For any positive integer $$n = p_1^{k_1}p_2^{k_2}p_3^{k_3}…p_r^{k_r} $$, where $$p$$ and $$k$$ are from the factored form under the fundamental theorem of arithmetic. We have $$!\phi(n) = n\prod_{p|n}(1 – \frac{1}{p})$$
Let’s consider a simpler case, $$n = pq$$, where $$p$$ and $$q$$ are two distinct primes. For this special case, $$\phi(n) = (p-1)(q-1)$$. We simply verify it as follows:
Because $$p$$ and $$q$$ are primes, integers in $$[1,pq]$$ that are relatively prime to $$pq$$ must be multiple of $$p$$ or multiple of $$q$$. There are $$q$$ multiples of $$p$$ and $$p$$ multiples of $$q$$, and $$pq$$ is counted twice. Therefore $$!\phi(n) = pq -p – q + 1 = (p-1)(q-1)$$
RSA works as follows:
- Two large different primes $$p$$ and $$q$$, and their product $$n = pq$$. When they are large, the factoring can be extremely hard.
- An integer $$e$$ that satisfies $$\gcd(e, \phi(n)) = 1$$ is chosen. The pair $$(e, n)$$ are used as the public key and serve the purpose of encryption. $$! m’ = \mathrm{rem}(m^e, n)$$
- An integer $$d$$ that satisfies $$de \equiv 1 \pmod{\phi(n)}$$ is chosen.
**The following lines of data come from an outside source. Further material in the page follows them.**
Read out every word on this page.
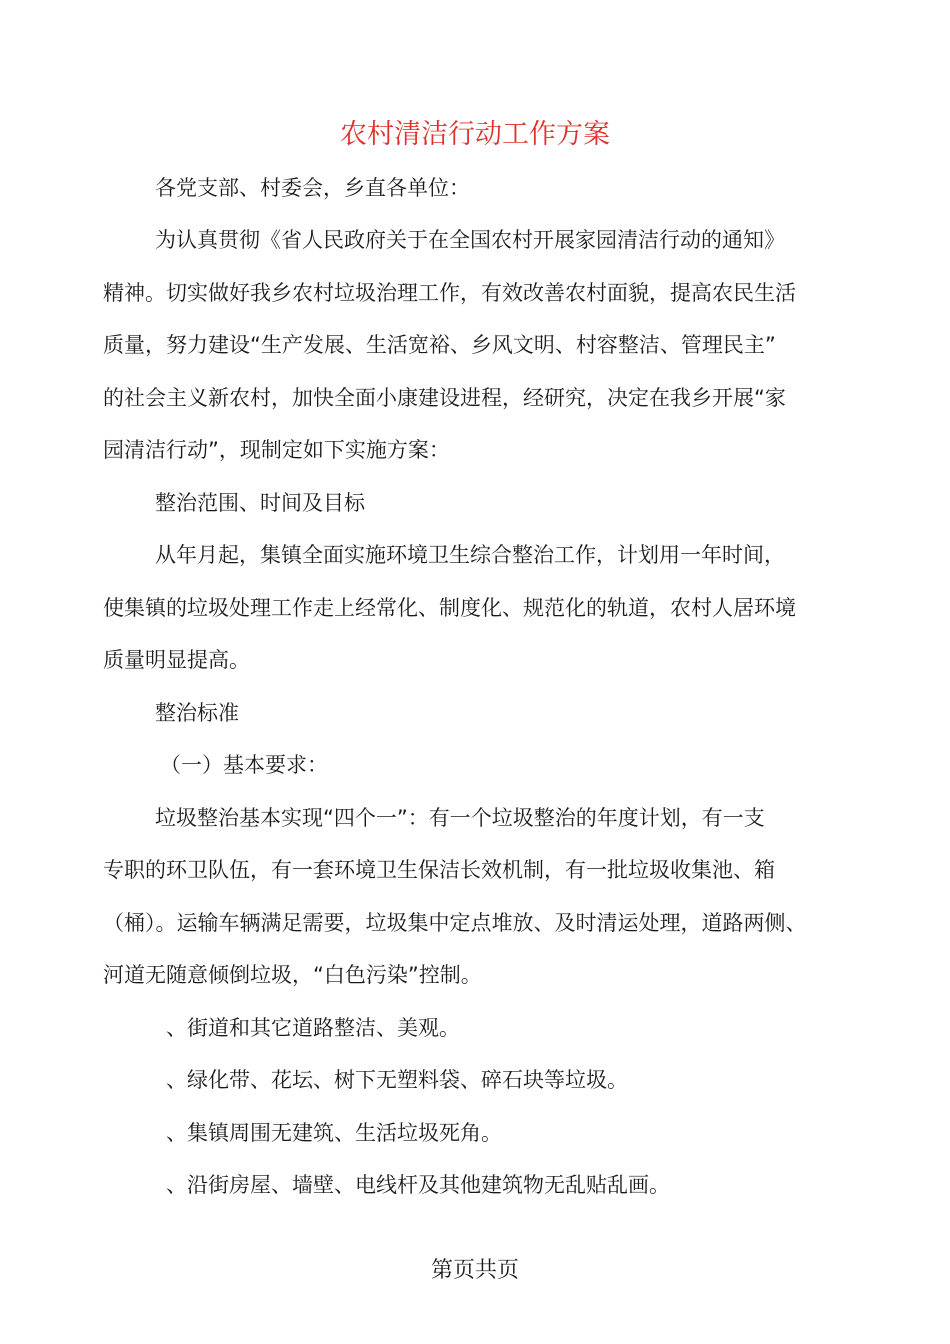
农村清洁行动工作方案
各党支部、村委会，乡直各单位：
为认真贯彻《省人民政府关于在全国农村开展家园清洁行动的通知》
精神。切实做好我乡农村垃圾治理工作，有效改善农村面貌，提高农民生活
质量，努力建设“生产发展、生活宽裕、乡风文明、村容整洁、管理民主”
的社会主义新农村，加快全面小康建设进程，经研究，决定在我乡开展“家
园清洁行动”，现制定如下实施方案：
整治范围、时间及目标
从年月起，集镇全面实施环境卫生综合整治工作，计划用一年时间，
使集镇的垃圾处理工作走上经常化、制度化、规范化的轨道，农村人居环境
质量明显提高。
整治标准
（一）基本要求：
垃圾整治基本实现“四个一”：有一个垃圾整治的年度计划，有一支
专职的环卫队伍，有一套环境卫生保洁长效机制，有一批垃圾收集池、箱
（桶）。运输车辆满足需要，垃圾集中定点堆放、及时清运处理，道路两侧、
河道无随意倾倒垃圾，“白色污染”控制。
、街道和其它道路整洁、美观。
、绿化带、花坛、树下无塑料袋、碎石块等垃圾。
、集镇周围无建筑、生活垃圾死角。
、沿街房屋、墙壁、电线杆及其他建筑物无乱贴乱画。
第页共页
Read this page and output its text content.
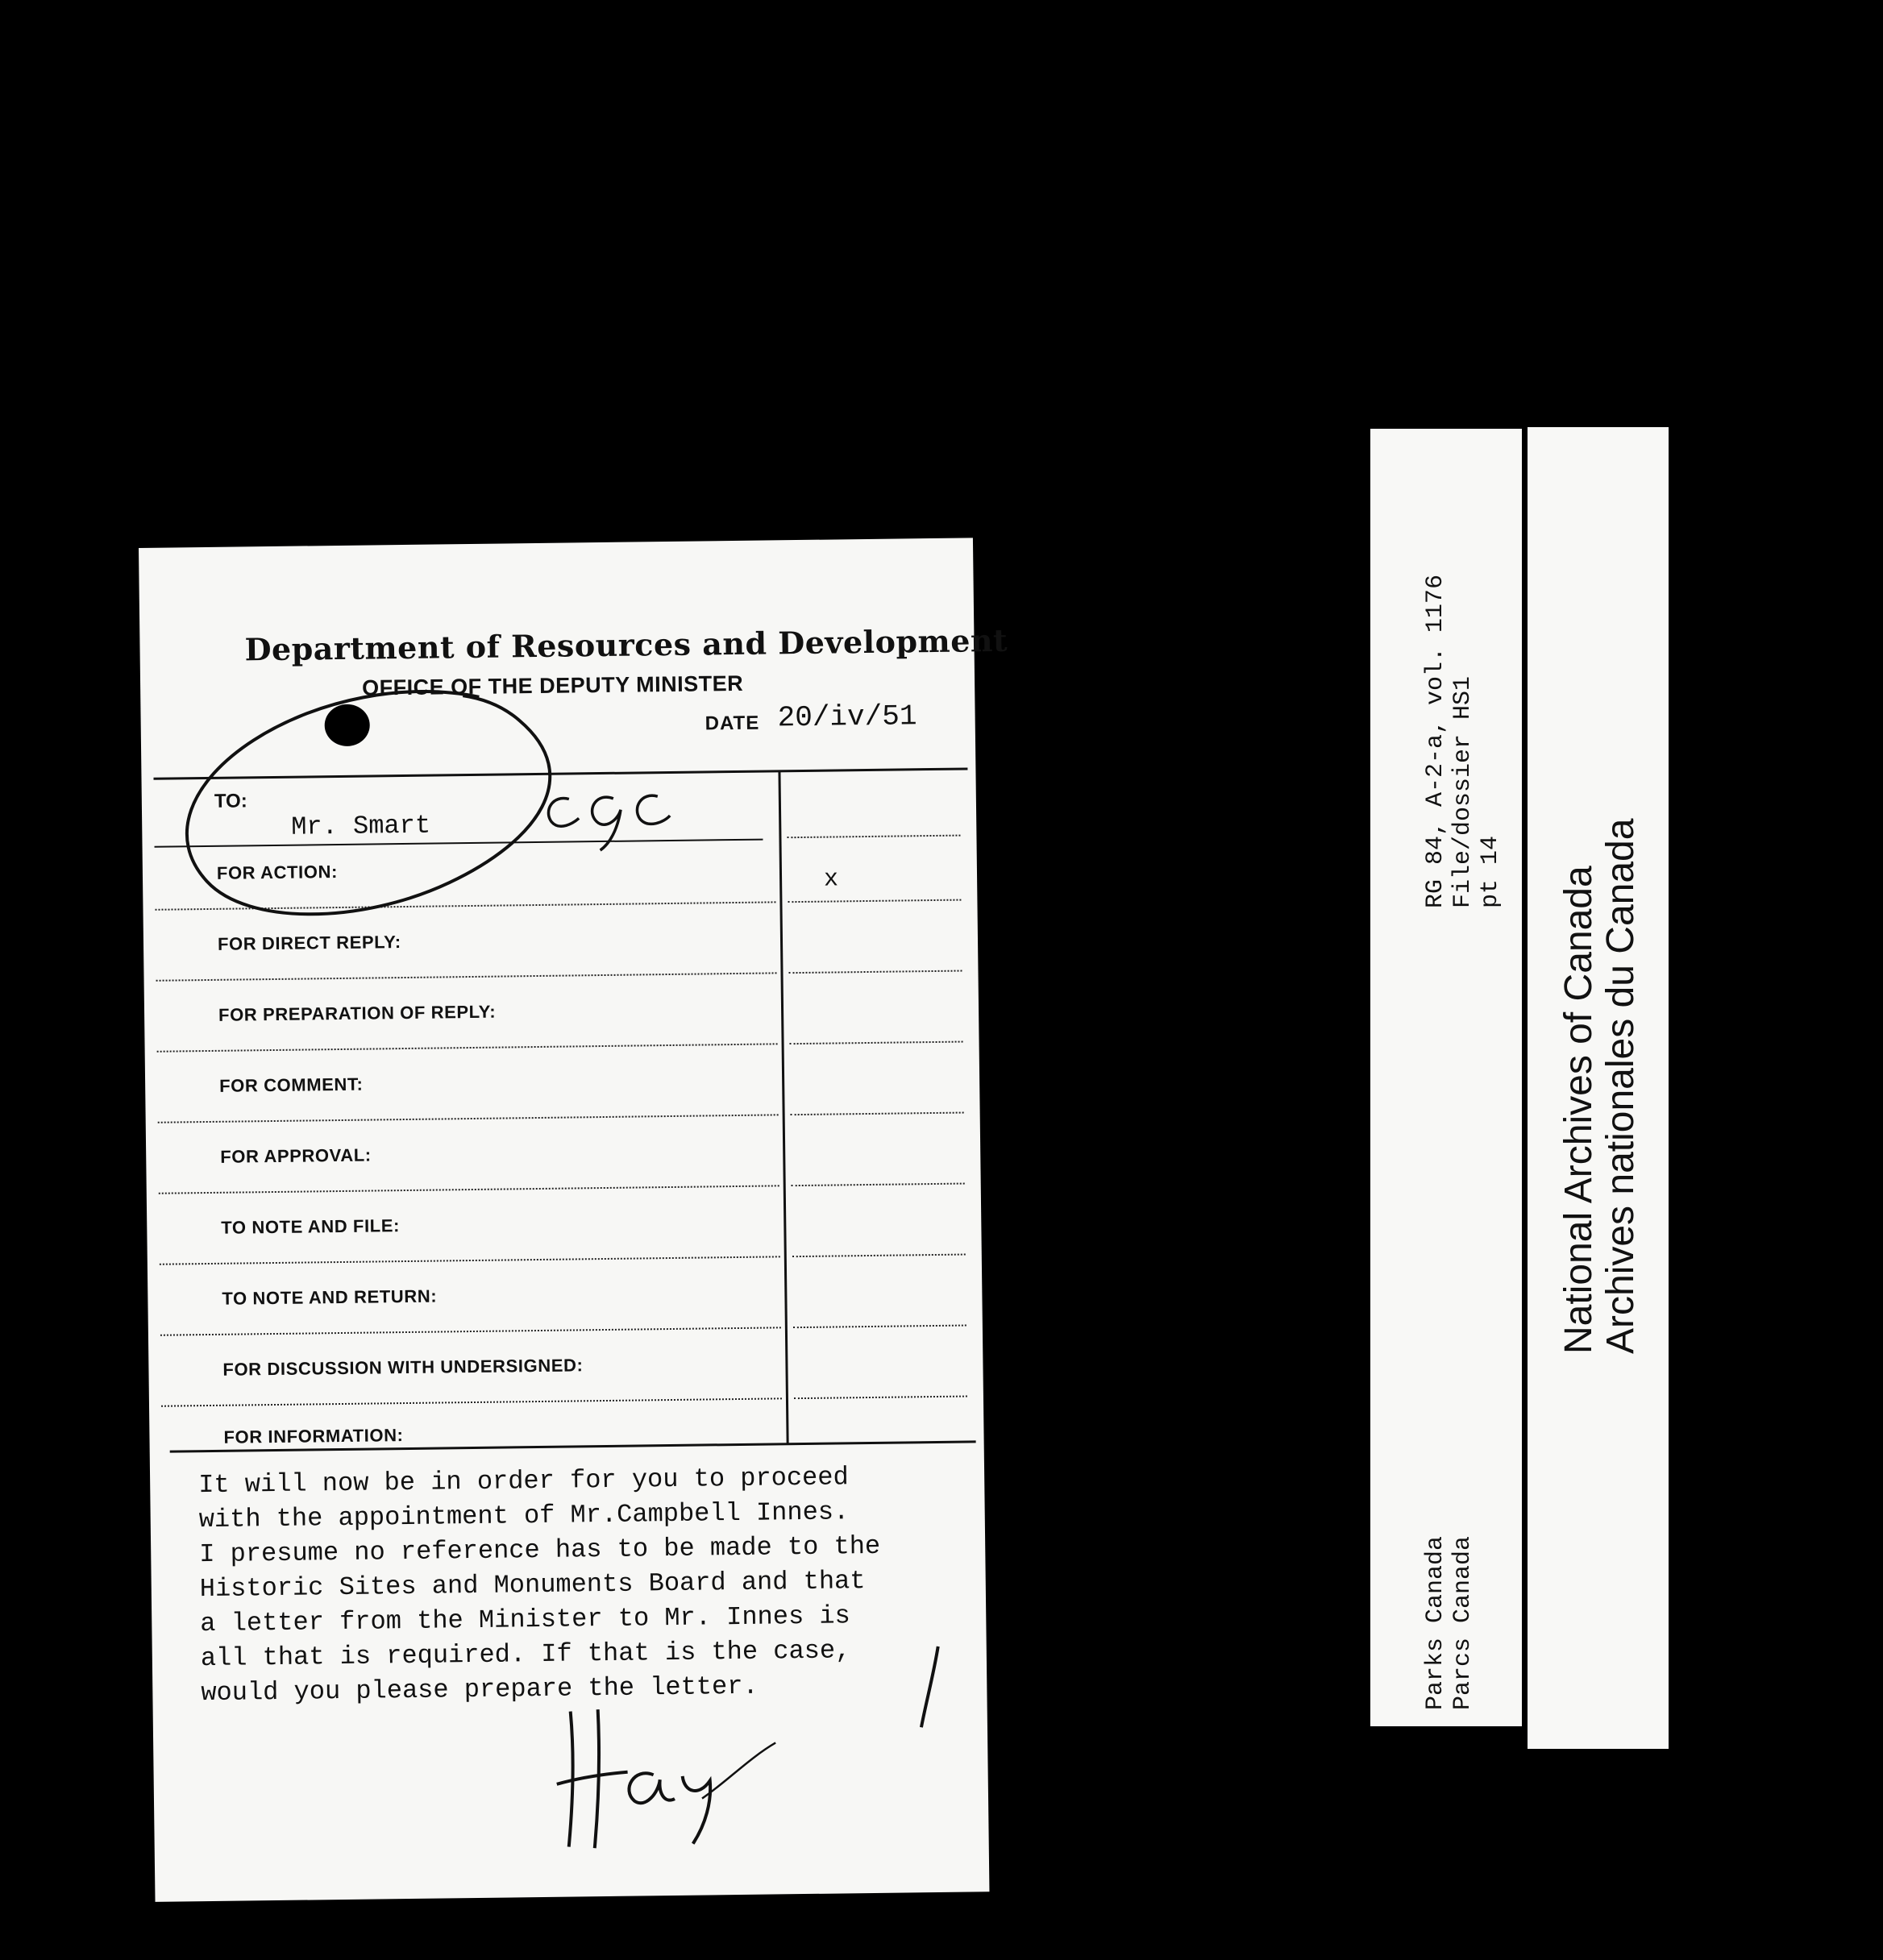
Department of Resources and Development
OFFICE OF THE DEPUTY MINISTER
DATE 20/iv/51
TO:
Mr. Smart
x
FOR ACTION:
FOR DIRECT REPLY:
FOR PREPARATION OF REPLY:
FOR COMMENT:
FOR APPROVAL:
TO NOTE AND FILE:
TO NOTE AND RETURN:
FOR DISCUSSION WITH UNDERSIGNED:
FOR INFORMATION:
It will now be in order for you to proceed
with the appointment of Mr.Campbell Innes.
I presume no reference has to be made to the
Historic Sites and Monuments Board and that
a letter from the Minister to Mr. Innes is
all that is required. If that is the case,
would you please prepare the letter.
RG 84, A-2-a, vol. 1176 File/dossier HS1 pt 14
Parks Canada Parcs Canada
National Archives of Canada Archives nationales du Canada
The pair $$(d, n)$$ are used as the private key and serve the purpose of decryption. $$! m = \mathrm{rem}((m’)^d, n)$$
Let’s understand why the decryption works?
$$!\begin{align}
m’ & = \mathrm{rem}(m^e, n) \\
m’ & \equiv m^e \pmod{n} \\
(m’)^d & \equiv m^{ed} \pmod{n}
\end{align}$$
We know $$de \equiv 1 \pmod{\phi(n)}$$, so $$\exists~r \in \mathbb{Z}$$, such that $$r\phi(n) + 1 = de$$. We substitute it back to the one above,
$$!\begin{align}
(m’)^d & \equiv m^{r\phi(n) + 1} \pmod{n}\\
& \equiv (m^{\phi(n)})^rm \pmod{n} \\
& \equiv m \pmod{n}
\end{align}$$
Now we can see that $$! m = \mathrm{rem}((m’)^d, n)$$
Implementation wise, there are are few things to note:
- We know $$n = pq$$, so as long as both $$p$$ and $$q$$ don’t divide $$m$$, we have $$\gcd(m,n) = 1$$. When $$p$$ and $$q$$ are large, this is usually the case. However, if $$\gcd(m,n) \neq 1$$, the whole system will break.